Fla. Isles Residents Want to Keep Their Firefighters

July 7, 2014
The water-front fire station on the Isles of Capri is slated to get a new crew in September.

July 07--At midnight Sept. 30, the seven firefighters at Isles of Capri will likely lose their jobs, the small taxing district will dissolve and the water-front fire station on the only road into town will get a new crew.

But a group of Capri residents, led by real state agent Beau Middlebrook, is making a last-ditch push to convince voters to keep the winding peninsula's fire district under county control, even if it means a higher tax rate.

"Are you worried about saving dollars or saving lives?" said Middlebrook, a rare life-long resident of Capri. "That's the question."

Collier County commissioners are set to let the special tax that pays for the Capri station to expire this fall. In an August referendum, they'll ask the district's roughly 1,500 households within 12 square miles if they want the East Naples fire district to take over. Property tax rates would fall from $2 to $1.50 per $1,000 of value under East Naples fire.

The station would stay open and East Naples would maintain the same level of service at the station, with a minimum of three firefighters staffing every shift, East Naples Chief Kingman Schuldt said.

But if Capri joins the outskirts of one of the largest and busiest districts in the county -- one that serves 150,000 residents over 285 square miles -- it's only a matter of time before it becomes an afterthought, Middlebrook said.

"We would be their slowest district hands down," he said "Of course East Naples is promising to keep the way it is. They say they'll put three people at the station, but that doesn't mean they'll stay there throughout their shifts. They're going to have to be moved to cover the district's existing calls in other parts of the county. It doesn't make sense for them to keep people here, so why would they?"

Capri firefighters know the ins and outs of the community and rescue divers know every sandbar out to Keewaydin Island, said Jorge Lara, firefighter and union treasurer.

"If we get a call at some of our houses we can tell you what ailments they're suffering from and we know what equipment to bring," Lara said. "They're our residents and we're there's. We want to continue serving our community."

For the homeowners on Isles of Capri, the change in a firefighter's badge won't mean a change in the level of service, Schuldt said.

"Our goal is to always have three people on a truck and we try to go to four," Schuldt said. "We're going to be adding our fire inspection program to start inspecting commercial properties."

East Naples plans to hire six firefighters to fill positions at Capri and will interview any Capri firefighter who applies, he said.

Any firefighters who aren't hired by East Naples will be offered jobs at Collier County's new fire station along Alligator Alley, which is set to open in by November, said Len Price, the county's administrator of administrative services.
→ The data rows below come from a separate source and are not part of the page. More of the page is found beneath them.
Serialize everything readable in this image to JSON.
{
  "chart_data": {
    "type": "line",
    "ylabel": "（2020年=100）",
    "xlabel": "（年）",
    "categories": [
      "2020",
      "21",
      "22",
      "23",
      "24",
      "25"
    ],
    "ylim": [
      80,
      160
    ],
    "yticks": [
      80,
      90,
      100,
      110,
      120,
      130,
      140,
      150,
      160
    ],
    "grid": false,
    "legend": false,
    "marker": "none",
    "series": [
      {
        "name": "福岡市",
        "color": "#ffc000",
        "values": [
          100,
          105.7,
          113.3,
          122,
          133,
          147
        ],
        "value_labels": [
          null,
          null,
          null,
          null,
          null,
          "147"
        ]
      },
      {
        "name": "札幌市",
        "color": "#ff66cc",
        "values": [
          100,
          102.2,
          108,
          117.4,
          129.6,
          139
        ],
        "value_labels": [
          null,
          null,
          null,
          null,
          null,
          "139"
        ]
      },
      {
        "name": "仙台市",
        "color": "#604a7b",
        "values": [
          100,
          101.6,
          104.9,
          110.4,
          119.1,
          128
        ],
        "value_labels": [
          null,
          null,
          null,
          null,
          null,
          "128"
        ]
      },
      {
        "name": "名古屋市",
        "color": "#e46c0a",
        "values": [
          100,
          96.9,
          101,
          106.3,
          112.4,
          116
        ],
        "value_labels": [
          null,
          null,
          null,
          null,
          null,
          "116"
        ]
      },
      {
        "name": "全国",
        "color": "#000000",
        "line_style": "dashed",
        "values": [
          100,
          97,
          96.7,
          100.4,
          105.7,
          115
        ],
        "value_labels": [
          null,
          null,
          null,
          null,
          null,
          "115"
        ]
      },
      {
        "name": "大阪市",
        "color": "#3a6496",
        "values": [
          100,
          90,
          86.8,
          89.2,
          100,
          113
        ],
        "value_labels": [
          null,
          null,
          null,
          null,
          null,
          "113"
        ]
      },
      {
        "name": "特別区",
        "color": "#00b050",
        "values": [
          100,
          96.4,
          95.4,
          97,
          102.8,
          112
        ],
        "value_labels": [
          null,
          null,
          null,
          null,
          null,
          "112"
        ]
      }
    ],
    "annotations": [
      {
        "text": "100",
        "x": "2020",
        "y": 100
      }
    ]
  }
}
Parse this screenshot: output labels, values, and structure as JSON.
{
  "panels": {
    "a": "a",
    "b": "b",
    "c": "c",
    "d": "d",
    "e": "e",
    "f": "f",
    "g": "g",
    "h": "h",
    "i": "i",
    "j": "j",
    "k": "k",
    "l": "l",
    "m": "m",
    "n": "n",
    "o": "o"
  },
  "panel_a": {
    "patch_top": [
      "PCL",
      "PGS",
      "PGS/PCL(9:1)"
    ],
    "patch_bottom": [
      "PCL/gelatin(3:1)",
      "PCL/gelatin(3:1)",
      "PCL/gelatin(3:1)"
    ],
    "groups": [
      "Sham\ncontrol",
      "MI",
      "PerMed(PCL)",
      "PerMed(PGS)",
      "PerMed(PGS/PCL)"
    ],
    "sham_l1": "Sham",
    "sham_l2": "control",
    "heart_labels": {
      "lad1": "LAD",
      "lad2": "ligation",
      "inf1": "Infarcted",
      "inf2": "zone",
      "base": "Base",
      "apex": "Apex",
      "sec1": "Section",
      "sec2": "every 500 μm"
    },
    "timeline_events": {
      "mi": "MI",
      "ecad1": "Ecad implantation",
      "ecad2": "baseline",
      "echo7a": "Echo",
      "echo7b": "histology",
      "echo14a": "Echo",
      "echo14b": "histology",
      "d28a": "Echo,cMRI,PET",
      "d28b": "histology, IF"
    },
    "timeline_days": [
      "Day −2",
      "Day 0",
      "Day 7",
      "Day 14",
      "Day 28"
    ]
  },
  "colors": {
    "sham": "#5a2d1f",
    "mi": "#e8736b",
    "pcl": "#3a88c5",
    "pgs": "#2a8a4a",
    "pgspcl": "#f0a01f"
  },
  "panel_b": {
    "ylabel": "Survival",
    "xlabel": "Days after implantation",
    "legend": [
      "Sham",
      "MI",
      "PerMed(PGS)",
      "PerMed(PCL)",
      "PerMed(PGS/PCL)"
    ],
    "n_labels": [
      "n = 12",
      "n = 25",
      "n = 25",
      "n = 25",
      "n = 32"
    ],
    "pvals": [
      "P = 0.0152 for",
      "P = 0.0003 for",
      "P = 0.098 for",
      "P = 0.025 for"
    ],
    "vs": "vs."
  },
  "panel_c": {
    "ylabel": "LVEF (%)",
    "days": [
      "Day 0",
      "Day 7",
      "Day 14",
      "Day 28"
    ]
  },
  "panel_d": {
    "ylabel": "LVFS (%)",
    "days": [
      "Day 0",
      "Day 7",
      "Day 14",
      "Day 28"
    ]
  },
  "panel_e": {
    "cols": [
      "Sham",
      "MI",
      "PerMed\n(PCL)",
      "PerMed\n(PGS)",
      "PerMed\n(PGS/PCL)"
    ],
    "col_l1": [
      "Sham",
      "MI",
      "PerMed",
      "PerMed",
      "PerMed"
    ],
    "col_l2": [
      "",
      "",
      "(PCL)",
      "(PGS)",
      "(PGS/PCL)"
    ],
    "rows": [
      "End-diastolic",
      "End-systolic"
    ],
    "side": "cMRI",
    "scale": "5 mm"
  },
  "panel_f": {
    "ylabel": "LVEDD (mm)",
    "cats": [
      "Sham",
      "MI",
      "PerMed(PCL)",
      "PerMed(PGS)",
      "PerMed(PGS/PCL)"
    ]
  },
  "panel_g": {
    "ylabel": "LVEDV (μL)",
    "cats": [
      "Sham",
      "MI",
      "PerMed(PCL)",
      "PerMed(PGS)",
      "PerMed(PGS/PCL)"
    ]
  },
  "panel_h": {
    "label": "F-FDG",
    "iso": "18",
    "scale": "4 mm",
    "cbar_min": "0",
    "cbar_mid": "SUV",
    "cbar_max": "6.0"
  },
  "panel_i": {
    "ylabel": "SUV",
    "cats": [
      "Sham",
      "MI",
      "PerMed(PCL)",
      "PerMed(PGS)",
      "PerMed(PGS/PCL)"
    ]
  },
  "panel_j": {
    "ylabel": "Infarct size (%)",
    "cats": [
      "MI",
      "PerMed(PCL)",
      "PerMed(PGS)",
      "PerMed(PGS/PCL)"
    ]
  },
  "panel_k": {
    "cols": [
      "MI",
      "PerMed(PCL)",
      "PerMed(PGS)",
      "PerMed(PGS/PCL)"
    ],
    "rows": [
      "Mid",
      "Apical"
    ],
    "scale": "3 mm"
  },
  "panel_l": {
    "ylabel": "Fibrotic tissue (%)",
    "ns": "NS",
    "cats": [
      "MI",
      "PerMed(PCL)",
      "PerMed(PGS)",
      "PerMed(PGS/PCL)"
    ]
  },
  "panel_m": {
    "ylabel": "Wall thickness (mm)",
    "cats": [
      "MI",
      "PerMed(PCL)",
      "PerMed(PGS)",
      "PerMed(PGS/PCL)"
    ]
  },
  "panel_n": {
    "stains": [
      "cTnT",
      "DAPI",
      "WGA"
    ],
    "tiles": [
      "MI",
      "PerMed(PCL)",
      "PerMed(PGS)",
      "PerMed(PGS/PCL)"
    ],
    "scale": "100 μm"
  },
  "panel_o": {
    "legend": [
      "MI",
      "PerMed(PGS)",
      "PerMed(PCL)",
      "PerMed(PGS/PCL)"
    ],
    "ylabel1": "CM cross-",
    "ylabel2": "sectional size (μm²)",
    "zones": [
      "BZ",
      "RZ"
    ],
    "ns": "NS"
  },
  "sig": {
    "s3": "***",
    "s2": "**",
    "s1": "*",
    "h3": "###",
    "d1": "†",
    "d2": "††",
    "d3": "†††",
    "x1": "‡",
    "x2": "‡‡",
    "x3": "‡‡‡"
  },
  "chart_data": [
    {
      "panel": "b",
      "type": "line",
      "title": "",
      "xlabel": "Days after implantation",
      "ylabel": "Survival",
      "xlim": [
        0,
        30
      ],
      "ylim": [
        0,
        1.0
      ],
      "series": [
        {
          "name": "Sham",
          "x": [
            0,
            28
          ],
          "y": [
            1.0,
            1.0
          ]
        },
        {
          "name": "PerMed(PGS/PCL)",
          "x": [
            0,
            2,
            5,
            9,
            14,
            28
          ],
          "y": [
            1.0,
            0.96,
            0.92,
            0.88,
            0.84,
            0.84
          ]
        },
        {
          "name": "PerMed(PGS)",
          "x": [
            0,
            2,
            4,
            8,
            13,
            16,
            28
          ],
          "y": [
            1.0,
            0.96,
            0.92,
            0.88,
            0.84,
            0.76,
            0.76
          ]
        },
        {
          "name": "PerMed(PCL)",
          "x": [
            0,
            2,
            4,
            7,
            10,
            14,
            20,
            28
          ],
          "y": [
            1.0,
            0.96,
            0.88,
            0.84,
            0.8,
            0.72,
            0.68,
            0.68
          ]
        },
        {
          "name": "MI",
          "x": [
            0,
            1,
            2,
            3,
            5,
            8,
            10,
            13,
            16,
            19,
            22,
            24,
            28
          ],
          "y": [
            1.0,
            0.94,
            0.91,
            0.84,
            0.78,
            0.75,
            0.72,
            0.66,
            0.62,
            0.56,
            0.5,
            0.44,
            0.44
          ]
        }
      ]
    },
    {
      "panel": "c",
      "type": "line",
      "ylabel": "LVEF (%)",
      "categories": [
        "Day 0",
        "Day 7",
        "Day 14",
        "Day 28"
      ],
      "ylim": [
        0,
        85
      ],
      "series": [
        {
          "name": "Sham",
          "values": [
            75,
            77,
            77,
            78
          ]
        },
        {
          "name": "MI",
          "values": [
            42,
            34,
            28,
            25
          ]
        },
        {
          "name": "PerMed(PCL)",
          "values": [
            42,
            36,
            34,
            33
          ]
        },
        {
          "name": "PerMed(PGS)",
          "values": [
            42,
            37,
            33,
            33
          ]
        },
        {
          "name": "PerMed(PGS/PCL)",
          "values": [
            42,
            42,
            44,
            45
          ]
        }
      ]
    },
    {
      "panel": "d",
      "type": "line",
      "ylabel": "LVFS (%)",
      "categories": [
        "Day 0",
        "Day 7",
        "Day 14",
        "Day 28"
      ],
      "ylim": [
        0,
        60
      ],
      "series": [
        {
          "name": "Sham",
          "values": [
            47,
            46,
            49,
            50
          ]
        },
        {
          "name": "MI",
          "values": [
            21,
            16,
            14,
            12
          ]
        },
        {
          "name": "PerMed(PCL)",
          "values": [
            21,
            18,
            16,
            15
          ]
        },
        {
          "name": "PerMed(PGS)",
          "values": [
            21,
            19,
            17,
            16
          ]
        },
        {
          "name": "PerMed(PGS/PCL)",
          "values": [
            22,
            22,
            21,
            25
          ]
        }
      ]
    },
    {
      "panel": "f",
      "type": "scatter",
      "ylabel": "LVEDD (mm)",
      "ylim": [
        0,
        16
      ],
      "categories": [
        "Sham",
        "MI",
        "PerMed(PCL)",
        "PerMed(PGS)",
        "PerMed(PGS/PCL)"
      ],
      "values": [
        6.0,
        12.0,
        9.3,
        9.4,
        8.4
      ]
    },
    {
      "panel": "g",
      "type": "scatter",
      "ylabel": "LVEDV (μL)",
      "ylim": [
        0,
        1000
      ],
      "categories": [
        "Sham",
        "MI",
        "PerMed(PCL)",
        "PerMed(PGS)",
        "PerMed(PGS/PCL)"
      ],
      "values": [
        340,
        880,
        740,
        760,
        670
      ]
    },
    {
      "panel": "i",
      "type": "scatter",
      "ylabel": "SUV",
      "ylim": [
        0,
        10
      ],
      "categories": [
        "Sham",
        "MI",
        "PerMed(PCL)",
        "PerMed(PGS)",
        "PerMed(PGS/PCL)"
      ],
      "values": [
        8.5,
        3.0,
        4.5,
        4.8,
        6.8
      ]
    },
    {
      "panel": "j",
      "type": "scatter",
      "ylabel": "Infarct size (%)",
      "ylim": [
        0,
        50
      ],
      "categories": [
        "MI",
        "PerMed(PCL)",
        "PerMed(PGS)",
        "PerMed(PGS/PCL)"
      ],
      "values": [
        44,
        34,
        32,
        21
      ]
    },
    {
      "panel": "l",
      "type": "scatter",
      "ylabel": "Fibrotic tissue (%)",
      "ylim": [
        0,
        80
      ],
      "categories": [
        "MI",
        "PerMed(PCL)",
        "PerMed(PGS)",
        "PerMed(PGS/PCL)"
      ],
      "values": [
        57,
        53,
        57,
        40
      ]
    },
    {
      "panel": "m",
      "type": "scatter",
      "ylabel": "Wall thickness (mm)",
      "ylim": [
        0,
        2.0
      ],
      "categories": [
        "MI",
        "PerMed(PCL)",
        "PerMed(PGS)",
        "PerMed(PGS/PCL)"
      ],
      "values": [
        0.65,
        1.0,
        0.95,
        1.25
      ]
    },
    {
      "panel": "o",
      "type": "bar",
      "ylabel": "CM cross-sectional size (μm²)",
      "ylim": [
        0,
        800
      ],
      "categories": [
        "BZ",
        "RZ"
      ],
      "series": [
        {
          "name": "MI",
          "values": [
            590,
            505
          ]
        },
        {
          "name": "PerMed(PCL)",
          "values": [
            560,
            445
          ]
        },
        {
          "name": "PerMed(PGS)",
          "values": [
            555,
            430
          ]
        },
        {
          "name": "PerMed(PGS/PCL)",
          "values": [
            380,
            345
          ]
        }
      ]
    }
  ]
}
The push to combine the unincorporated county's scattered fire districts has been gaining momentum since the start of the recession after decades of stalled talks and plans.

East Naples has already combined administrations with the Golden Gate fire district, and is in talks with Collier commissioners about taking over the Ochopee fire services, which serves Everglades City, Alligator Alley and the far eastern side of the county. Meanwhile, the busy North Naples and rural Big Corkscrew fire districts are studying a proposed merger.

In the span of a year, the seven districts that serve roughly 300,000 residents in the unincorporated county could become three -- with Immokalee being the only district that has not merged with another.

If the August referendum passes, East Naples will move into the Capri station on October 1.

Just to the north of Capri, the sprawling Fiddler's Creek development is served by both East Naples and Isles of Capri firefighters.

There's no drop in quality of service from one district to another, said Phil Brougham, who supports consolidation and has lived on the Isles of Capri side of the development since 1999.

"They're all professionals," Brougham said. "If the same or better level of service for anything -- if it's a fire department or anything else -- can be provided at lower cost, I don't know why any good-thinking person would decide to not go that route."

Capri and East Naples fire officials will hold a joint town hall meeting at 4 p.m. Thursday to take questions about the annexation at the Isles of Capri Civic Center, 338 Capri Boulevard.